Improved Coal Criteria

Exclusion of companies connected to coal, coal mining and coal power

New absolute threshold for coal

In June 2019, Storebrand supplemented the absolute threshold of 20 million tonnes for coal mining and 10,000MW coal power capacity. Using the Global Coal Exit list made by German NGO Urgewald as starting point, Storebrand will identify companies that should be divested from with this new criteria.


With the high CO2 emissions associated with the combustion of coal, it is necessary that the world turn to more sustainable energies. Due to health impacts, stricter regulations, demands for increased energy efficiency, decentralization of energy production and increasing competition from newer and cleaner sources of energy make, the future prospects of companies involved in the coal industry are not positive.

Storebrand was an early mover, and began its coal divestment program in 2013. Five years ago, Storebrand decided to exclude all coal mining and power companies that had more than 30 percent in revenue from coal activity, from our portfolios. The companies that remained were companies considered to have a credible plan to reduce their share of revenues from coal and/or increase revenues from renewable energy. If the change is not happening fast enough or going in the wrong direction, Storebrand will divest.

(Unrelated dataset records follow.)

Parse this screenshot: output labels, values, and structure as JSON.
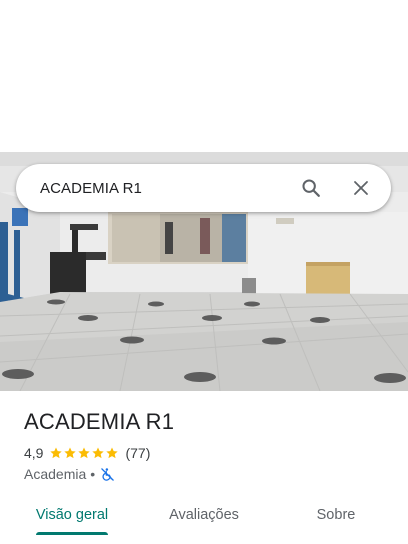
{
  "search": {
    "query": "ACADEMIA R1"
  },
  "icons": {
    "search": "search-icon",
    "close": "close-icon",
    "accessibility": "not-wheelchair-accessible-icon"
  },
  "place": {
    "name": "ACADEMIA R1",
    "rating": "4,9",
    "stars": 5,
    "review_count": "(77)",
    "category": "Academia",
    "separator": "•"
  },
  "tabs": [
    {
      "label": "Visão geral",
      "active": true
    },
    {
      "label": "Avaliações",
      "active": false
    },
    {
      "label": "Sobre",
      "active": false
    }
  ],
  "colors": {
    "accent": "#01796f",
    "star": "#fbbc04",
    "access_icon": "#1a73e8"
  }
}
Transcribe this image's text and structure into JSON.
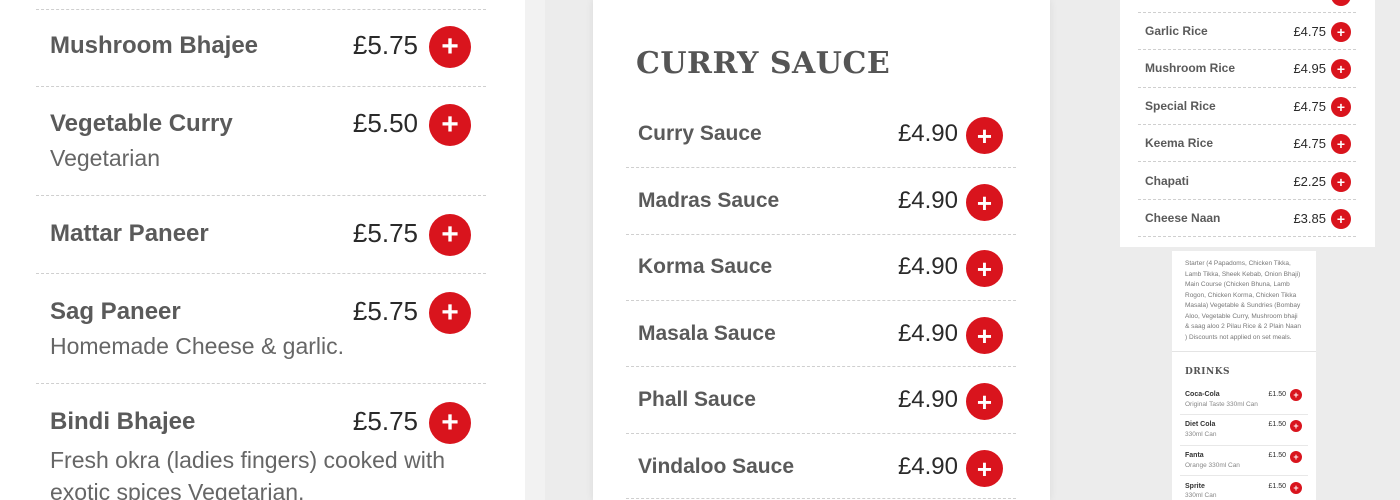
{
  "panel_a": {
    "items": [
      {
        "name": "Mushroom Bhajee",
        "price": "£5.75",
        "desc": ""
      },
      {
        "name": "Vegetable Curry",
        "price": "£5.50",
        "desc": "Vegetarian"
      },
      {
        "name": "Mattar Paneer",
        "price": "£5.75",
        "desc": ""
      },
      {
        "name": "Sag Paneer",
        "price": "£5.75",
        "desc": "Homemade Cheese & garlic."
      },
      {
        "name": "Bindi Bhajee",
        "price": "£5.75",
        "desc": "Fresh okra (ladies fingers) cooked with exotic spices Vegetarian."
      }
    ]
  },
  "panel_b": {
    "heading": "CURRY SAUCE",
    "items": [
      {
        "name": "Curry Sauce",
        "price": "£4.90"
      },
      {
        "name": "Madras Sauce",
        "price": "£4.90"
      },
      {
        "name": "Korma Sauce",
        "price": "£4.90"
      },
      {
        "name": "Masala Sauce",
        "price": "£4.90"
      },
      {
        "name": "Phall Sauce",
        "price": "£4.90"
      },
      {
        "name": "Vindaloo Sauce",
        "price": "£4.90"
      }
    ]
  },
  "panel_c": {
    "items": [
      {
        "name": "Garlic Rice",
        "price": "£4.75"
      },
      {
        "name": "Mushroom Rice",
        "price": "£4.95"
      },
      {
        "name": "Special Rice",
        "price": "£4.75"
      },
      {
        "name": "Keema Rice",
        "price": "£4.75"
      },
      {
        "name": "Chapati",
        "price": "£2.25"
      },
      {
        "name": "Cheese Naan",
        "price": "£3.85"
      }
    ]
  },
  "panel_d": {
    "set_meal_desc": "Starter (4 Papadoms, Chicken Tikka, Lamb Tikka, Sheek Kebab, Onion Bhaji) Main Course (Chicken Bhuna, Lamb Rogon, Chicken Korma, Chicken Tikka Masala) Vegetable & Sundries (Bombay Aloo, Vegetable Curry, Mushroom bhaji & saag aloo 2 Pilau Rice & 2 Plain Naan ) Discounts not applied on set meals.",
    "drinks_heading": "DRINKS",
    "drinks": [
      {
        "name": "Coca-Cola",
        "price": "£1.50",
        "desc": "Original Taste 330ml Can"
      },
      {
        "name": "Diet Cola",
        "price": "£1.50",
        "desc": "330ml Can"
      },
      {
        "name": "Fanta",
        "price": "£1.50",
        "desc": "Orange 330ml Can"
      },
      {
        "name": "Sprite",
        "price": "£1.50",
        "desc": "330ml Can"
      }
    ]
  },
  "add_symbol": "+",
  "colors": {
    "accent": "#d9141d",
    "card": "#ffffff",
    "background": "#ececec"
  }
}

Coal exit strategy 2018-2026

To be in line with the recommendations of the latest IPCC report, Storebrand has developed a strategy to divest from coal at a faster rate than it is currently doing. The IPCC has analyzed various pathways, all of which require a near-total reduction in coal use for electricity generation by 2050, with reductions of approximately two-thirds by 2030.

In the period between 2013-2018, Storebrand excluded companies that derive more than 30 % of their revenue from coal. The exit strategy which was launched in December 2018, involves a reduction of this threshold by 5 % every second year (25% in 2018, 20 % in 2020 and so on). Under the new criteria, Storebrand will effectively divest from coal investments by 2026. The ambition is also to collaborate with other investors. A gradual transition allows more investors to join the movement and sends a strong message and warning to the coal industry around the world.

Our existing coal criteria is based on data from Trucost – on revenue from coal fired power. For companies that produce power, and also distributes that power to end-users – one could discuss whether the resulting revenue could be ascribed to distribution or production. Our method calculates the sum of all revenue connected to power related activities (generation and distribution) and then multiplies this with the percentage of the power mix the company generates from coal. In essence, this should capture uncertainties of whether revenue comes from distribution or production of coal fired power. If a large part of the power being generated is from coal – and substantial revenues from distribution – one could assume that this is from coal fired power.

We also exclude any company with plans of building new coal fired power plants. The limit has been set to 1000MW of capacity under construction which commits us to excluding companies that move into the construction phase in the future.